Ce que contient notre rapport d'entreprise sur le Maroc
Nos rapports sur le Maroc s'appuient sur des sources telles que le registre du commerce de l'OMPIC, la Direction Générale des Impôts (DGI) et les actes déposés auprès des tribunaux locaux ; des frais peuvent s'appliquer pour certains documents. Les informations issues de chaque source reflètent ce que l'entreprise a déposé et ce qui est accessible au public au moment de la recherche. Les rapports portant sur des entités de zone franche couvrent également l'autorité de zone concernée. Nous pouvons traduire de l'arabe et du français vers un anglais clair.
Identité et immatriculation
- ✓ Numéro de Registre de Commerce (RC) et ICE
- ✓ Raison sociale et noms commerciaux
- ✓ Forme juridique (SARL, SA, SAS, succursale)
- ✓ Date de constitution et siège social
- ✓ Statut de zone franche (CFC, Tanger Med, Kenitra) (selon le cas)
Dirigeants et actionnariat
- ✓ Gérant ou directoire et conseil de surveillance
- ✓ Associés ou actionnaires
- ✓ Capitale social et structure du capital
- ✓ Détention marocaine et étrangère
- ✓ Structure du groupe (lorsqu'elle est communiquée)
Finances et activité
- ✓ Comptes déposés (bilan et CPC) en MAD
- ✓ Codes d'activité et objet social autorisé
- ✓ Immatriculation import/export et douanière (selon le cas)
- ✓ Indicateur de risque et limite de crédit calculée
Risques et registres publics
- ✓ Jugements rendus (tribunal de commerce)
- ✓ Conformité des charges sociales CNSS (selon le cas)
- ✓ Conformité fiscale et contentieux fiscal (selon le cas)
Note sur les données marocaines : Les dépôts marocains sont en arabe et en français et suivent la structure comptable de type européen, avec bilan et CPC.
Pourquoi vérifier une entreprise marocaine ?

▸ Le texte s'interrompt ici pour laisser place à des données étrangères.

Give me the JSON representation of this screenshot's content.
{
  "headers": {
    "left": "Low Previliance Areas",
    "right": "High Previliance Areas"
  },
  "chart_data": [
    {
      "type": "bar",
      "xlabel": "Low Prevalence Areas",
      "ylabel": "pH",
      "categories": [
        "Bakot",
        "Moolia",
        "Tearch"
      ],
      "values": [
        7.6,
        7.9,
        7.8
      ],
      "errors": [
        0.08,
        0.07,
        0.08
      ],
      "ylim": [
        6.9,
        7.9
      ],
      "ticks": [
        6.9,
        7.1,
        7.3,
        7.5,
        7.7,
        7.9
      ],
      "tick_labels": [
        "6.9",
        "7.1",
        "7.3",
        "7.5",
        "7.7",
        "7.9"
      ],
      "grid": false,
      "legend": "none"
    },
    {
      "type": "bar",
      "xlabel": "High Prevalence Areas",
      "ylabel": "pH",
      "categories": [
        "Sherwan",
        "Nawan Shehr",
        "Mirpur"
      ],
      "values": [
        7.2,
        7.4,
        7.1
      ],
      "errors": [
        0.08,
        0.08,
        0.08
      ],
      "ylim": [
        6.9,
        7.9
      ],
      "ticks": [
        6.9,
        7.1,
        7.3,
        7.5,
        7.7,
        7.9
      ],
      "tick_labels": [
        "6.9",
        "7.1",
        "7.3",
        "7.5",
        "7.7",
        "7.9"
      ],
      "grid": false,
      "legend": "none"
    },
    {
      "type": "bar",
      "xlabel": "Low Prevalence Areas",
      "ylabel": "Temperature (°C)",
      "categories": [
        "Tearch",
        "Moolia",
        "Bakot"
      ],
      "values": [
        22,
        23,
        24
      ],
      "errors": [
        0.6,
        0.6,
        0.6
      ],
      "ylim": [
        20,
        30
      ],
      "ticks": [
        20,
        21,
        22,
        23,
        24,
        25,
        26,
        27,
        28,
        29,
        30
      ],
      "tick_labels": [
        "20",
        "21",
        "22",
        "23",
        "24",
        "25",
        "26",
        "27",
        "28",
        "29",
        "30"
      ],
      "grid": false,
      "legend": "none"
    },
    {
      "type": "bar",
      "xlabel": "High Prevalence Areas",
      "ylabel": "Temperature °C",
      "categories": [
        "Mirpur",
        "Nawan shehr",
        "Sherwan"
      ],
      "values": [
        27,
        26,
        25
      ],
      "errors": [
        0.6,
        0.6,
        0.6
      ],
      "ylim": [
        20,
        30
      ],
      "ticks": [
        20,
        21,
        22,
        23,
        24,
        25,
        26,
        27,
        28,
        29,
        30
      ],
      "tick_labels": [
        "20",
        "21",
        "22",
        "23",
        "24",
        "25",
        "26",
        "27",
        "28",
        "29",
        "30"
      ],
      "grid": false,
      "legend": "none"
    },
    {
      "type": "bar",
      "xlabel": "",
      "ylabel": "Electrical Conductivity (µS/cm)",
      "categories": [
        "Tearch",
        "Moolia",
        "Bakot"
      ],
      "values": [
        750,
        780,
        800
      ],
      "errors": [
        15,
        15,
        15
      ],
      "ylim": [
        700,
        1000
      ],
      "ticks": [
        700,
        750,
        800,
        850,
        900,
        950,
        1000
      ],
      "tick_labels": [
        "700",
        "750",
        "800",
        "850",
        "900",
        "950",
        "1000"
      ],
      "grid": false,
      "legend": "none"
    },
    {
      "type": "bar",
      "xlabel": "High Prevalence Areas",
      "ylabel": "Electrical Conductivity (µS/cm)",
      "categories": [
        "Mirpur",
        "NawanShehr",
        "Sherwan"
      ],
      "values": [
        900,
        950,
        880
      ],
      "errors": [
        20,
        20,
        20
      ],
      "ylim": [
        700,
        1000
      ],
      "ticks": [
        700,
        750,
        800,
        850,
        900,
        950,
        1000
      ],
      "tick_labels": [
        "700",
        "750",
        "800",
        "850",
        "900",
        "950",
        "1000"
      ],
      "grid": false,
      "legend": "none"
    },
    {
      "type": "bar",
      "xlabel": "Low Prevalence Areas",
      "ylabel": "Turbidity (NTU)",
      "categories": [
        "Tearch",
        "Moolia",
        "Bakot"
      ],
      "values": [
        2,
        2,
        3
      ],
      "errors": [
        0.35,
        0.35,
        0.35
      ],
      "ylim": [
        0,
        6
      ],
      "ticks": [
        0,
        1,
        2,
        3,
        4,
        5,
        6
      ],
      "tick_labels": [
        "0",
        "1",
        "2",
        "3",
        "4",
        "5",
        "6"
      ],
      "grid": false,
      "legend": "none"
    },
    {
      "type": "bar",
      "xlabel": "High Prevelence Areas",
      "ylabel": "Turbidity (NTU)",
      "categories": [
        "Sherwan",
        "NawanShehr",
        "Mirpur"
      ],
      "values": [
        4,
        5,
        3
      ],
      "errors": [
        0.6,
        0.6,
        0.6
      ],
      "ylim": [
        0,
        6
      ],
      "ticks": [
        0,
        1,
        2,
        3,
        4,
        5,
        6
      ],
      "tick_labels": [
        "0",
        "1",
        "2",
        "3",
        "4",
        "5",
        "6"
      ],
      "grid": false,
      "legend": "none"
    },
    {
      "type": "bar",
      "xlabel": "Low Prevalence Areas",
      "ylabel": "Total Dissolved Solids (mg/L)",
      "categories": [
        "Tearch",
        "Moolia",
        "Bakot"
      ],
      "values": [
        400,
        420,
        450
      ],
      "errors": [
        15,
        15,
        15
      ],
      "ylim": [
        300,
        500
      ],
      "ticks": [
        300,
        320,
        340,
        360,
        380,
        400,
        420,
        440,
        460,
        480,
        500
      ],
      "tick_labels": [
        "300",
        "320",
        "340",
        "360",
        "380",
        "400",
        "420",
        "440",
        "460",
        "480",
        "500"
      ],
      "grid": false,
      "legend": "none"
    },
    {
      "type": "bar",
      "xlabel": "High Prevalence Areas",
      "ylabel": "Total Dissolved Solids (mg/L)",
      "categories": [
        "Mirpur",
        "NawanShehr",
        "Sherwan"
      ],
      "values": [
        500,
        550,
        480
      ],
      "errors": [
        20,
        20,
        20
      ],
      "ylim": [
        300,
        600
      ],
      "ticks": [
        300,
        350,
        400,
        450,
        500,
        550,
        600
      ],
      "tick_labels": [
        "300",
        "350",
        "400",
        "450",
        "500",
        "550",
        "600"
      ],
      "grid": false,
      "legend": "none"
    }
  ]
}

Le Maroc est devenu un véritable pôle industriel pour les acheteurs européens, en particulier dans les composants automobiles, les pièces aéronautiques, le textile et l'agroalimentaire. Pour les équipes achats européennes, le secteur formel (usines de marque dans la zone de Tanger Med, le pôle automobile de Kenitra, Casablanca Finance City) est généralement fiable. Les enjeux de vérification se situent plus en aval de la chaîne d'approvisionnement, parmi les petites SARL et les sociétés de négoce intermédiaires qui assurent souvent la logistique d'exportation, où les documents déposés sont plus minces et les schémas commerciaux moins prévisibles.
Les cas les plus fréquents que nous observons concernent le statut de zone franche et ce qu'une entreprise est réellement autorisée à vendre. Les entités de zone franche bénéficient d'un traitement fiscal et douanier préférentiel, mais font l'objet de restrictions pour vendre sur le marché intérieur marocain. Un acheteur convaincu de traiter avec un opérateur national peut en réalité contracter avec une entité de zone limitée à l'exportation, ou, plus rarement, avec une SARL nationale se prévalant d'avantages de zone franche dont elle ne dispose pas. Nos rapports permettent de confirmer le statut réel.
Il est également utile de comprendre la devise et les pratiques de paiement. Le dirham marocain est partiellement convertible, avec un contrôle des changes administré par l'Office des Changes, ce qui influe sur la manière dont les entreprises marocaines facturent et encaissent en devises étrangères. Les entreprises au solide historique d'exportation disposent généralement de conventions établies ; celles qui en sont dépourvues subissent des retards concrets dans les flux de paiement transfrontaliers.
Pour la qualification de fournisseurs, les contrats de distribution, les coentreprises et les encours commerciaux importants au Maroc, un rapport d'enquête est l'outil de référence, en particulier lorsque le cocontractant se situe en dessous du niveau des multinationales et n'est pas couvert par les agences de notation internationales.